In the coming year, the backlash against algorithmic decisions will begin in earnest. The trigger could take many forms. It could be a politician forced to resign over fake news pushed by a news algorithm. It might be a murder committed by a violent thug released on bail thanks to court software. It might be an employer successfully sued over a discriminatory recruitment system or a pedestrian killed by a self-driving car that’s protecting its passenger.
But it is algorithmic decision making as a whole that will be in the firing line when the controversy comes to life.
When this happens expect business to start advertising algorithm-free services, ranging from mortgages approved by real bank managers, to a resurgence of news websites with humans curating the content. Just as customers are willing to pay more for food without genetically modified crops or pesticides, people will place a premium on decisions made by humans if they don’t trust the machines.
Next Generation Social Movement for Health
We have already heard of incredible stories of the power of passionate people working together to drive change, not just in the healthcare system, but in the wider culture and environment in which health and healthcare happen.
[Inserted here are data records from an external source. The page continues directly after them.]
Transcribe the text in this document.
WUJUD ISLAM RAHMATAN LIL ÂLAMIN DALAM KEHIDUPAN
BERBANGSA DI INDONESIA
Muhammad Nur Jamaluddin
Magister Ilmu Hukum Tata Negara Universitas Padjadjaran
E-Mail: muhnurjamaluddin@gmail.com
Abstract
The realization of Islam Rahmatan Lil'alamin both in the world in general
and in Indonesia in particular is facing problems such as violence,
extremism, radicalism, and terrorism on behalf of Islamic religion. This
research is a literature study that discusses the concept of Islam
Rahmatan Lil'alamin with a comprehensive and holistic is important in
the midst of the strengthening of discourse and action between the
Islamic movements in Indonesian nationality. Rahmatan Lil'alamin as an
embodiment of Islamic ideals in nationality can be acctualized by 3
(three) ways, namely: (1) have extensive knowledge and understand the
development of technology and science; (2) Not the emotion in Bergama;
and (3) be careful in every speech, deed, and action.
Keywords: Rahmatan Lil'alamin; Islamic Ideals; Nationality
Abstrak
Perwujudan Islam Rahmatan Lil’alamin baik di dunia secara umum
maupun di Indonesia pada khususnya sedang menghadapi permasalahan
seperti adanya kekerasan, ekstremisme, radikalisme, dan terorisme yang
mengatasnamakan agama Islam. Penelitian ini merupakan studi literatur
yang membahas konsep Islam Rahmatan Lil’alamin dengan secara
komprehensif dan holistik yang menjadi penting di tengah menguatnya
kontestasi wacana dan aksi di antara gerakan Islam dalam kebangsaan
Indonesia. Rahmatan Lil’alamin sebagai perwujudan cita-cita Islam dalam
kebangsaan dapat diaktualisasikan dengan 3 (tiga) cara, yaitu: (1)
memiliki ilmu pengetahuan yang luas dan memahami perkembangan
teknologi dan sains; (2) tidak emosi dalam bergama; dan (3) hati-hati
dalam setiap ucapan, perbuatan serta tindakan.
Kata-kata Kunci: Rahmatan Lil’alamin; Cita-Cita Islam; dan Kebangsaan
They use social media, protests, campaigns, self-organising, sharing knowledge and other means to change minds and systems. For example, the disability rights movement and HIV/AIDS campaigns have engaged with social attitudes, stigma and justice.
In the future they will be increasingly enabled by digital technology, with movement leaders and members communicating, collaborating and co-ordinating across nations and continents without ever meeting in person bringing the world closer to people’s experiences. However there are real difficulties for established health and care organisations to work alongside people who are ‘raging and roaring’. The challenge therefore is how social movements and the health and care system can engage together in ways that forge new paths and develop ‘win-win’ solutions, rather than fighting each other.
How Brexit turned the UK German
When Britain voted to leave the European Union, few people expected it would result in the UK becoming more like Germany, the country that runs the European show. But that’s what has ended up happening. Brexit inspired the government to invest £23 billion in infrastructure, skills and research just like in America, Israel, Finland and, of course, Germany.
It is now expected that there will be a rise in urban devolution driven by Scotland, Wales and certain major cities such as Manchester already pushing for a Northern Powerhouse. As a result public investment will increase across the country, and places outside the South East will see the benefit. Some would call it the growing Bundesrepublik of GB.
Followed on by the increasingly illiberal United States under Donald Trump and from France under Marine Le Pen, Britain and Germany, having seemed on a collision course at the end of 2016, will find increasing common ground, striking accords on joint defence, trade and diplomacy.
Brexit seems to ironically have brought Britain closer to Germany, economically, politically and constitutionally. Will Britain end up the better for it?